Quando ci si approccia ad un autore, classico o contemporaneo che sia, si è sempre spinti a cercare l’opera che meglio riassuma la sua cifra stilistica. Ben presto ci si rende conto che le tematiche sono sempre le stesse, ma sono rese nuove dalla potenza espressiva del narratore. Almeno così dovrebbe essere la regola. Carl Theodor Dreyer appartiene sicuramente a quella schiera di cineasti dallo stile riconoscibile, emblema di un’autorialità diventata proverbiale di cui i non avvezzi si riempiono la bocca quando devono rivolgere gli sfottò ai cinefili più incalliti. Un regista che è senza esagerazione alcuna un punto cardine per la storia del cinema, sia come pioniere che come artista.
Le tematiche trattate nei suoi lavori non sono proprio le più allegre, ma la sua capacità di scuotere lo spettatore lavorando per sottrazione rimane ancora oggi una tappa obbligatoria da cui partire. De nåede färgen (in italiano “Raggiunsero il traghetto”) è un lavoro che si colloca nella seconda fase della carriera di Dreyer, fatta di lunghe pause tra un lungometraggio e l’altro. Questo corto uscì nel 1948, tra “Dies Irae” e “Ordet”, e fu finanziato dal Comitato Ministeriale per la cinematografia danese per la prevenzione degli incidenti stradali. Una pubblicità progresso ante litteram, in pratica. Un racconto breve dalla trama esile che funge da biglietto da visita per il suo autore.

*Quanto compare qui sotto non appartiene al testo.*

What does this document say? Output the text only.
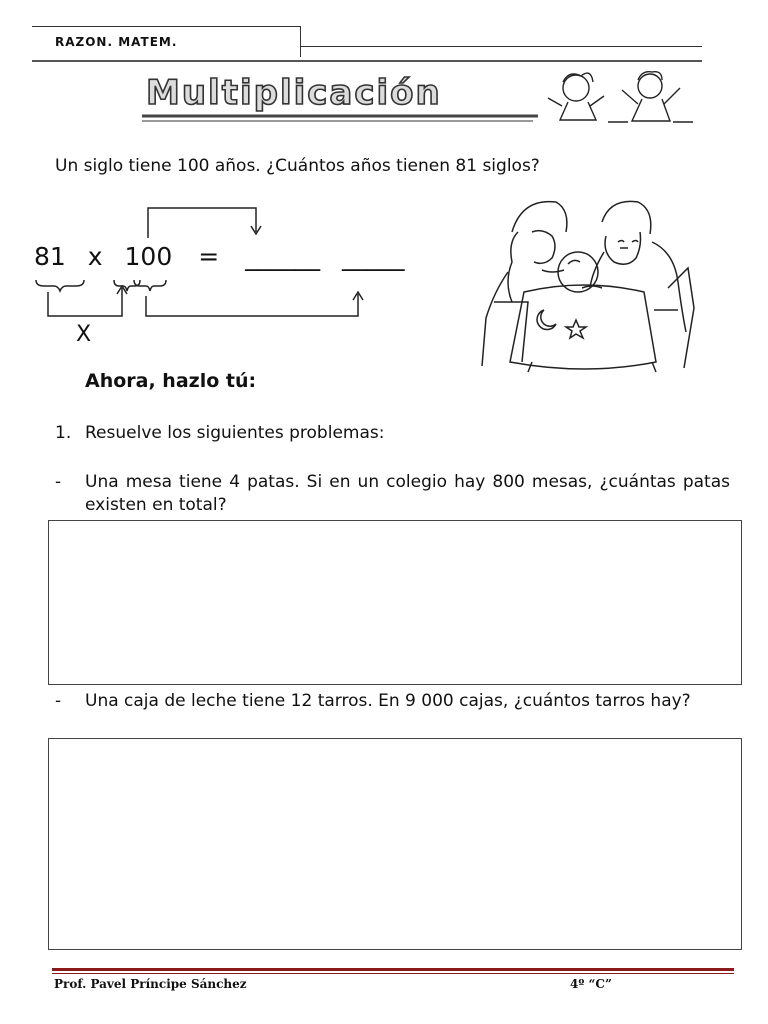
RAZON. MATEM.
Multiplicación
Un siglo tiene 100 años. ¿Cuántos años tienen 81 siglos?
81 x 100 = ______ _____
X
Ahora, hazlo tú:
1. Resuelve los siguientes problemas:
- Una mesa tiene 4 patas. Si en un colegio hay 800 mesas, ¿cuántas patas existen en total?
- Una caja de leche tiene 12 tarros. En 9 000 cajas, ¿cuántos tarros hay?
Prof. Pavel Príncipe Sánchez	4º “C”
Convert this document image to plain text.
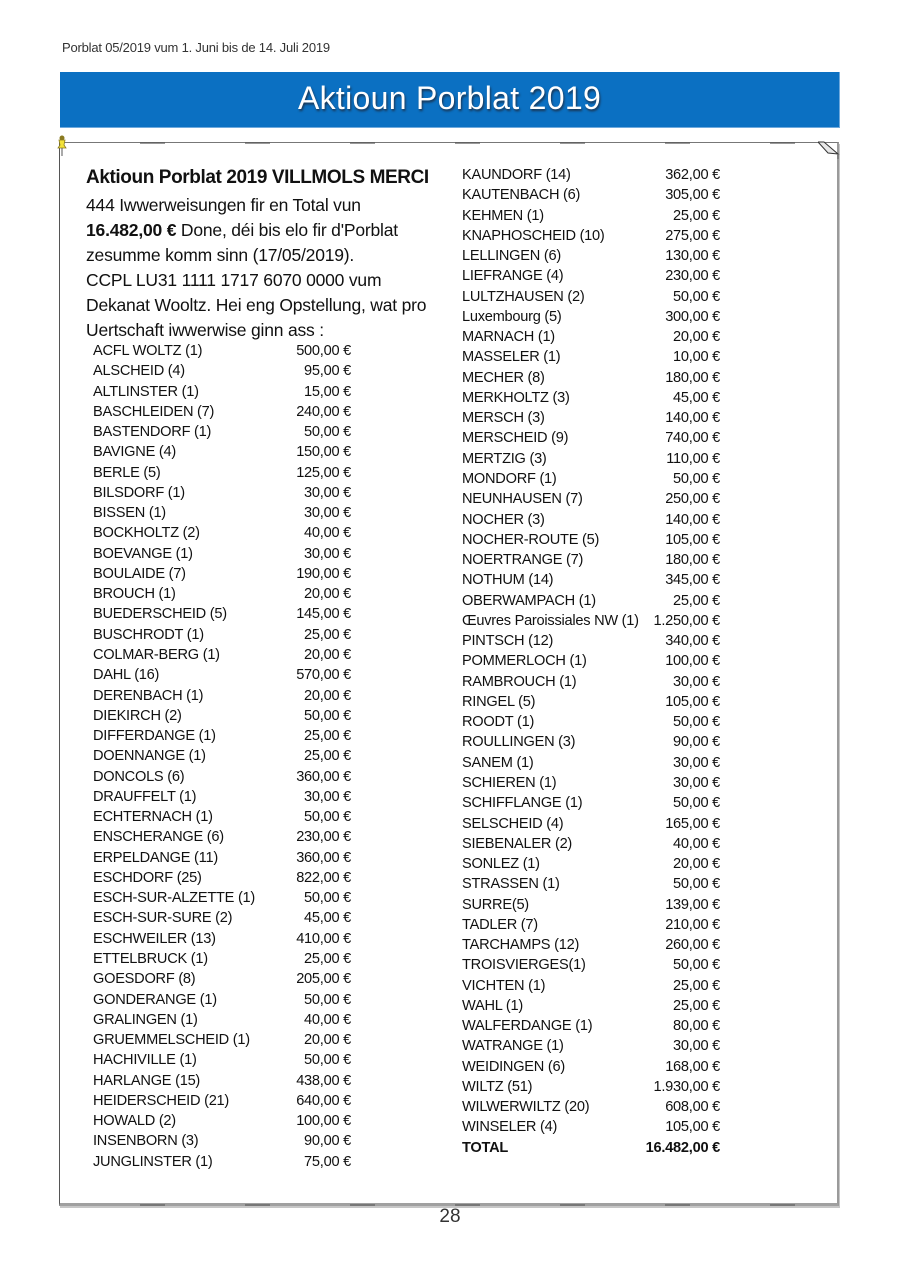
Porblat 05/2019 vum 1. Juni bis de 14. Juli 2019
Aktioun Porblat 2019
Aktioun Porblat 2019 VILLMOLS MERCI
444 Iwwerweisungen fir en Total vun
16.482,00 € Done, déi bis elo fir d'Porblat
zesumme komm sinn (17/05/2019).
CCPL LU31 1111 1717 6070 0000 vum
Dekanat Wooltz. Hei eng Opstellung, wat pro
Uertschaft iwwerwise ginn ass :
ACFL WOLTZ (1)	500,00 €
ALSCHEID (4)	95,00 €
ALTLINSTER (1)	15,00 €
BASCHLEIDEN (7)	240,00 €
BASTENDORF (1)	50,00 €
BAVIGNE (4)	150,00 €
BERLE (5)	125,00 €
BILSDORF (1)	30,00 €
BISSEN (1)	30,00 €
BOCKHOLTZ (2)	40,00 €
BOEVANGE (1)	30,00 €
BOULAIDE (7)	190,00 €
BROUCH (1)	20,00 €
BUEDERSCHEID (5)	145,00 €
BUSCHRODT (1)	25,00 €
COLMAR-BERG (1)	20,00 €
DAHL (16)	570,00 €
DERENBACH (1)	20,00 €
DIEKIRCH (2)	50,00 €
DIFFERDANGE (1)	25,00 €
DOENNANGE (1)	25,00 €
DONCOLS (6)	360,00 €
DRAUFFELT (1)	30,00 €
ECHTERNACH (1)	50,00 €
ENSCHERANGE (6)	230,00 €
ERPELDANGE (11)	360,00 €
ESCHDORF (25)	822,00 €
ESCH-SUR-ALZETTE (1)	50,00 €
ESCH-SUR-SURE (2)	45,00 €
ESCHWEILER (13)	410,00 €
ETTELBRUCK (1)	25,00 €
GOESDORF (8)	205,00 €
GONDERANGE (1)	50,00 €
GRALINGEN (1)	40,00 €
GRUEMMELSCHEID (1)	20,00 €
HACHIVILLE (1)	50,00 €
HARLANGE (15)	438,00 €
HEIDERSCHEID (21)	640,00 €
HOWALD (2)	100,00 €
INSENBORN (3)	90,00 €
JUNGLINSTER (1)	75,00 €
KAUNDORF (14)	362,00 €
KAUTENBACH (6)	305,00 €
KEHMEN (1)	25,00 €
KNAPHOSCHEID (10)	275,00 €
LELLINGEN (6)	130,00 €
LIEFRANGE (4)	230,00 €
LULTZHAUSEN (2)	50,00 €
Luxembourg (5)	300,00 €
MARNACH (1)	20,00 €
MASSELER (1)	10,00 €
MECHER (8)	180,00 €
MERKHOLTZ (3)	45,00 €
MERSCH (3)	140,00 €
MERSCHEID (9)	740,00 €
MERTZIG (3)	110,00 €
MONDORF (1)	50,00 €
NEUNHAUSEN (7)	250,00 €
NOCHER (3)	140,00 €
NOCHER-ROUTE (5)	105,00 €
NOERTRANGE (7)	180,00 €
NOTHUM (14)	345,00 €
OBERWAMPACH (1)	25,00 €
Œuvres Paroissiales NW (1) 1.250,00 €
PINTSCH (12)	340,00 €
POMMERLOCH (1)	100,00 €
RAMBROUCH (1)	30,00 €
RINGEL (5)	105,00 €
ROODT (1)	50,00 €
ROULLINGEN (3)	90,00 €
SANEM (1)	30,00 €
SCHIEREN (1)	30,00 €
SCHIFFLANGE (1)	50,00 €
SELSCHEID (4)	165,00 €
SIEBENALER (2)	40,00 €
SONLEZ (1)	20,00 €
STRASSEN (1)	50,00 €
SURRE(5)	139,00 €
TADLER (7)	210,00 €
TARCHAMPS (12)	260,00 €
TROISVIERGES(1)	50,00 €
VICHTEN (1)	25,00 €
WAHL (1)	25,00 €
WALFERDANGE (1)	80,00 €
WATRANGE (1)	30,00 €
WEIDINGEN (6)	168,00 €
WILTZ (51)	1.930,00 €
WILWERWILTZ (20)	608,00 €
WINSELER (4)	105,00 €
TOTAL	16.482,00 €
28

Due giovani in motocicletta attraccano in un porto e, dovendosi affrettare per raggiungere un altro traghetto in partenza, si lanciano in una corsa spericolata. Questo ci viene detto con una sola inquadratura e poche battute, coprendo un solo minuto degli undici complessivi di durata. Il rombo del motore è una presenza costante e assordante nel sonoro, mentre il lato visivo si concentra sulle riprese accelerate della corsa in moto. Gli elementi di sfondo però si distinguono chiaramente: i carri, i cavalli e i contadini che li trainano sono talmente ridondanti che dopo un po’ sorge il dubbio che i protagonisti girino in tondo. La realtà diventa sempre più difficile da ricostruire e sembra di trovarsi in un limbo, in cui è l’angoscia a farla da padrone. Un’angoscia legata alla presenza costante della morte, che accompagna i protagonisti fin dalla prima inquadratura: il traghetto approda con la lentezza di un carro funebre, mentre le manovre e i sorpassi pericolosi ricordano sempre che basta un attimo per far finire tutto. La Nera Signora assume infine la forma di un pallido signore che guida un’automobile con ossa umane disegnate sulla carrozzeria, un elemento che a raccontarlo viene da ridere, lasciando spazio anche ad una macabra ironia, che anche il titolo e il finale lasciano intendere.
È interessante notare come Dreyer mostri i due ragazzi che trovano la morte (in senso letterale) e come essa sia fondamentalmente passiva. La macchina-scheletro è presente dall’inizio (lo fanno notare anche loro) e li supera, ma la fretta li spinge non solo ad incrociarla di nuovo, ma anche a sfidarla con un misto di spavalderia e ingenuità. Lo sguardo sembra quello di un anziano che si lamenta di come guidano i giovani, supposto target di questo breve film. Ci troviamo quindi davanti ad una “cautionary tale”, e trattandosi di un’antica pubblicità progresso non ci si deve aspettare altro, ma la capacità immaginifica del suo regista non solo salva il corto dall’abisso delle storie didascaliche che lanciano messaggi in modi spesso discutibili e inclini ai facili moralismi, ma lo rende anche il compendio dello stile di un autore che continua a fare scuola.
Per chi volesse recuperarlo, è reperibile su YouTube a questo link: www.youtube.com/watch?v=Vd8uZe5NHdY.